The biggest blow came from massive US tariffs. In late August 2025, America slapped a crushing 50% tax on Indian imports worth $59 billion. This was like putting a giant roadblock in front of India’s export highway. Industries that usually brought money into the country—textiles, jewelry, shrimp, and handicrafts—saw their sales plummet by 22.2% between May and August.
When fewer people buy your products abroad, fewer dollars flow into your country, making your currency weaker.
Foreign investors made things worse by pulling $1.8 billion out of Indian stocks in 2025. Think of it like a bank run, but instead of people withdrawing cash, international money managers were taking their dollars and going home. This created more demand for US dollars and less demand for rupees, pushing the exchange rate past the painful 89 rupees per dollar mark.

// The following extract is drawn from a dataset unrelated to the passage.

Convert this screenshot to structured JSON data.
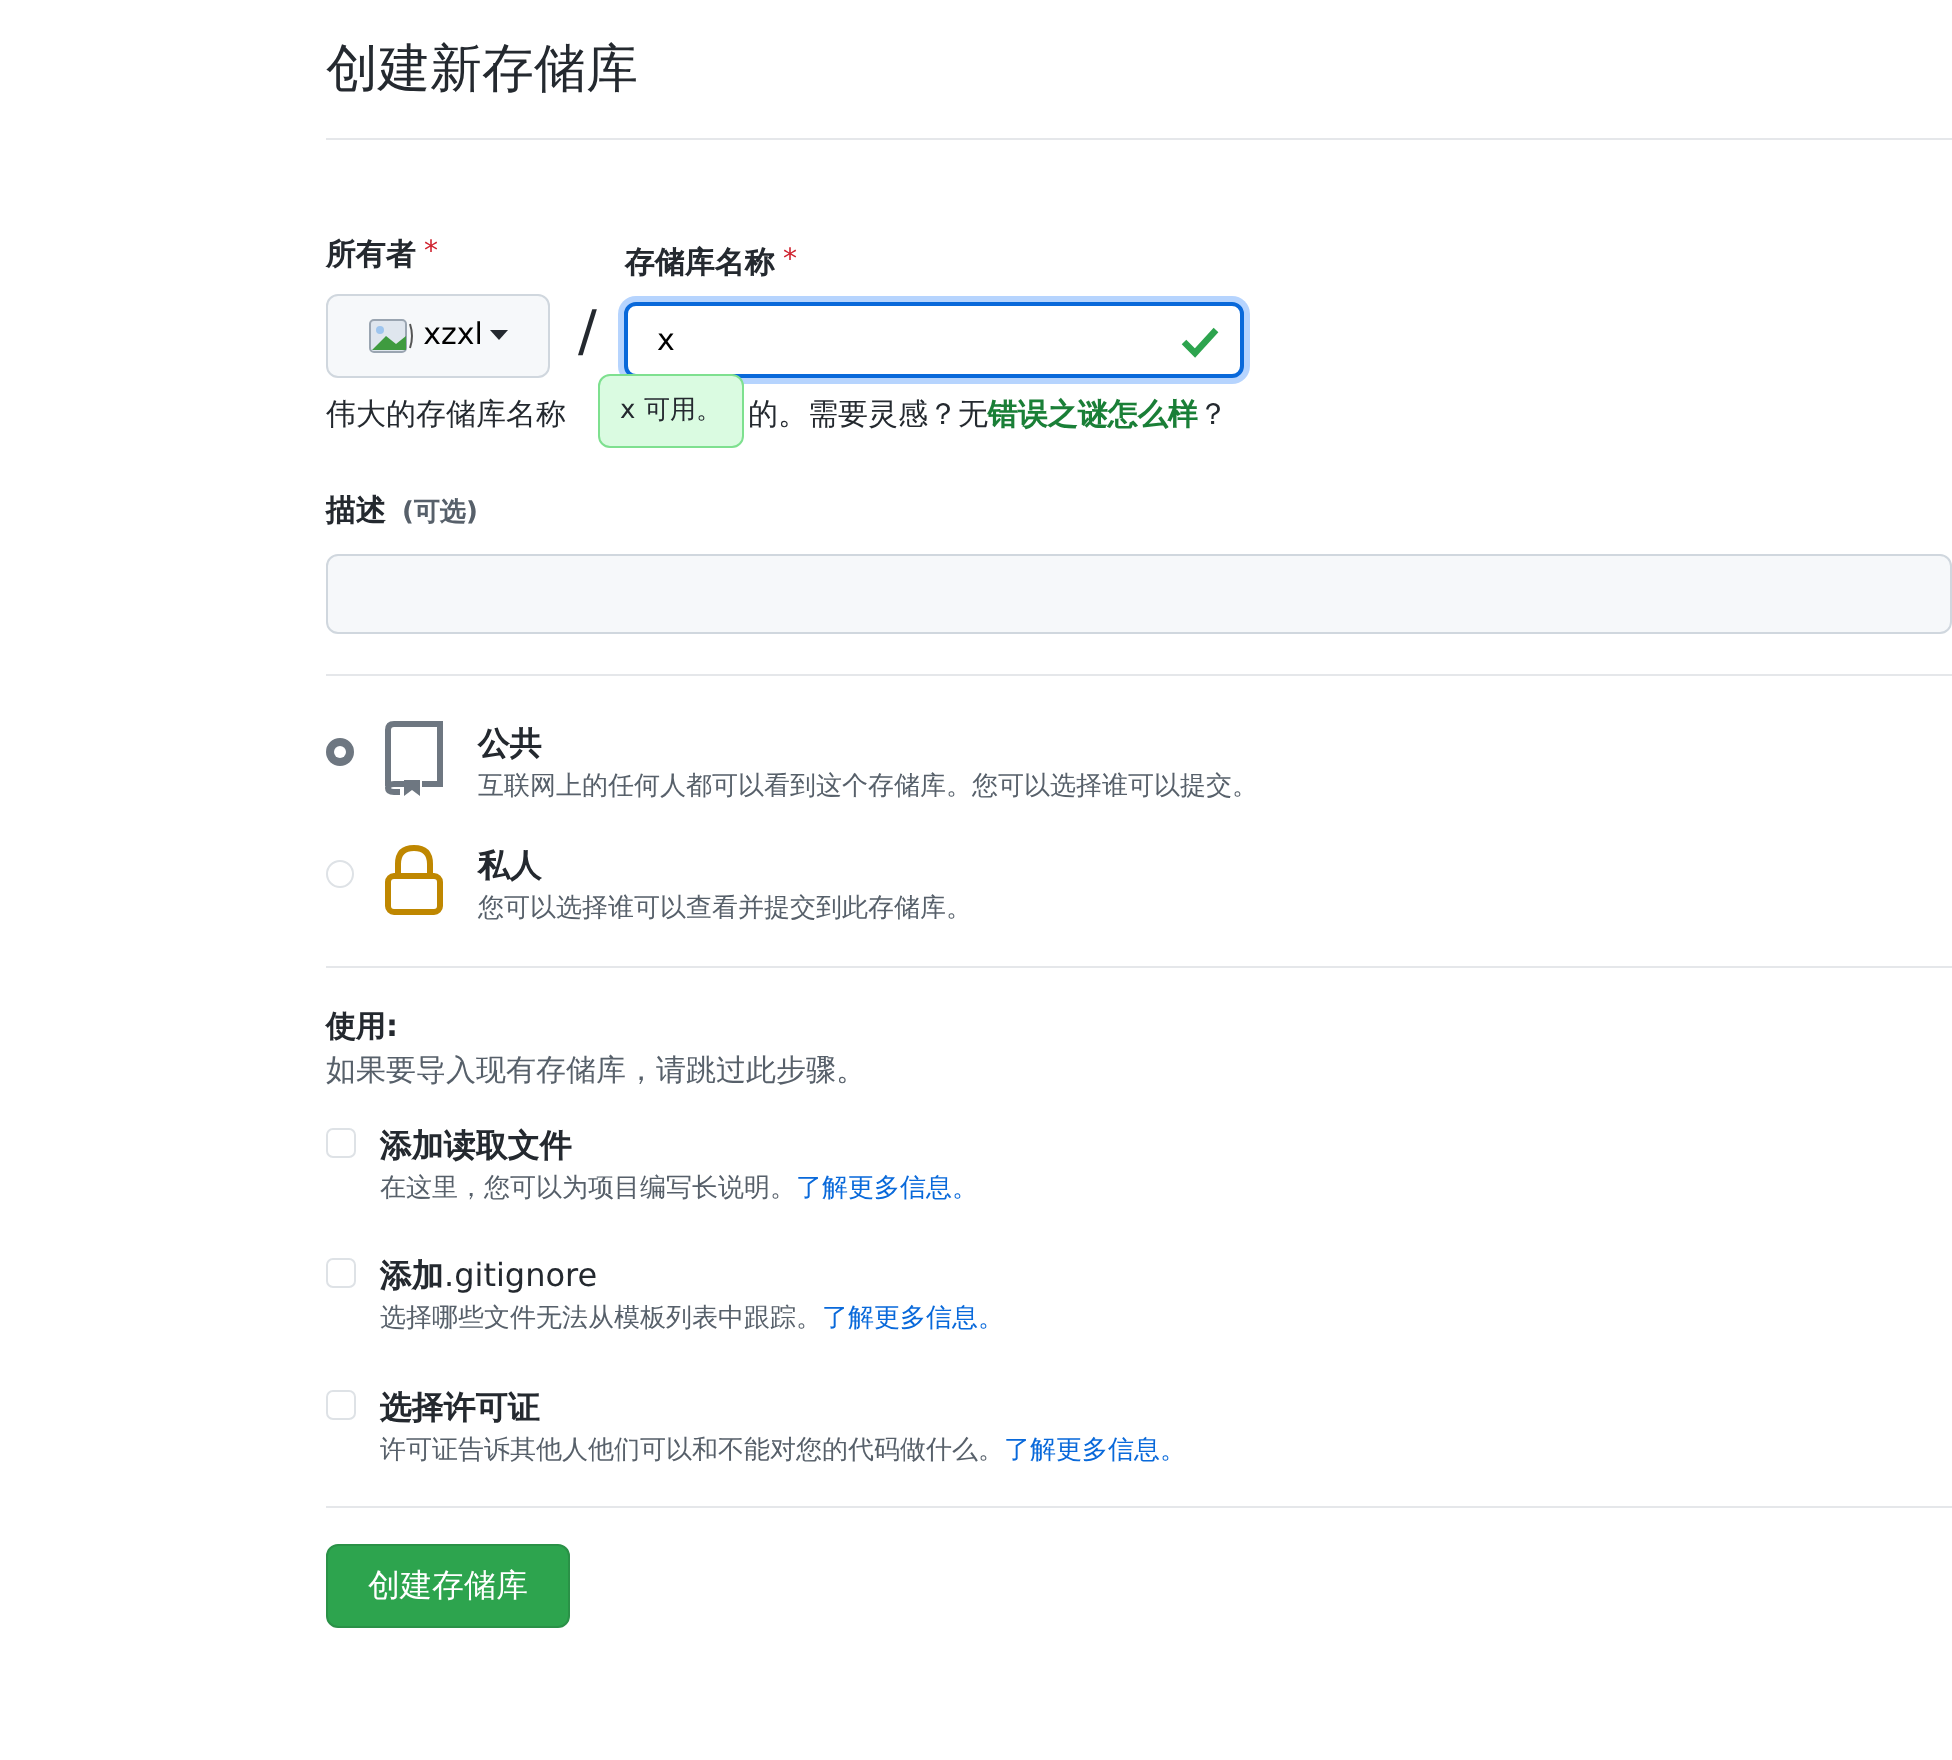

India’s domestic economy also showed troubling signs. Manufacturing activity dropped to a six-month low, while inflation continued eating away at people’s purchasing power. The country’s trade deficit widened as imports cost more but exports earned less. Oil price increases hit particularly hard since India imports most of its energy needs.
Meanwhile, rising US interest rates made American investments more attractive than Indian ones. Global investors faced a choice between keeping money in India or moving it to America for better returns. Many chose America. The H-1B visa fee hikes also threatened India’s massive IT sector, potentially reducing critical dollar inflows from technology exports. Higher rates increase borrowing costs and reduce economic activity, making it harder for emerging markets like India to compete for international capital.
The Reserve Bank of India tried to help but avoided dramatic interventions. They allowed gradual weakening rather than spending massive reserves defending an unrealistic exchange rate. This measured approach prevented a more catastrophic collapse but couldn’t stop the steady decline. The rupee recorded its largest single-day percentage fall since May 8, 2025, highlighting the severity of the crisis.
While other Asian currencies managed to stay relatively stable, India’s unique combination of trade wars, capital flight, and domestic challenges created a currency crisis that left the rupee markedly weaker by year’s end.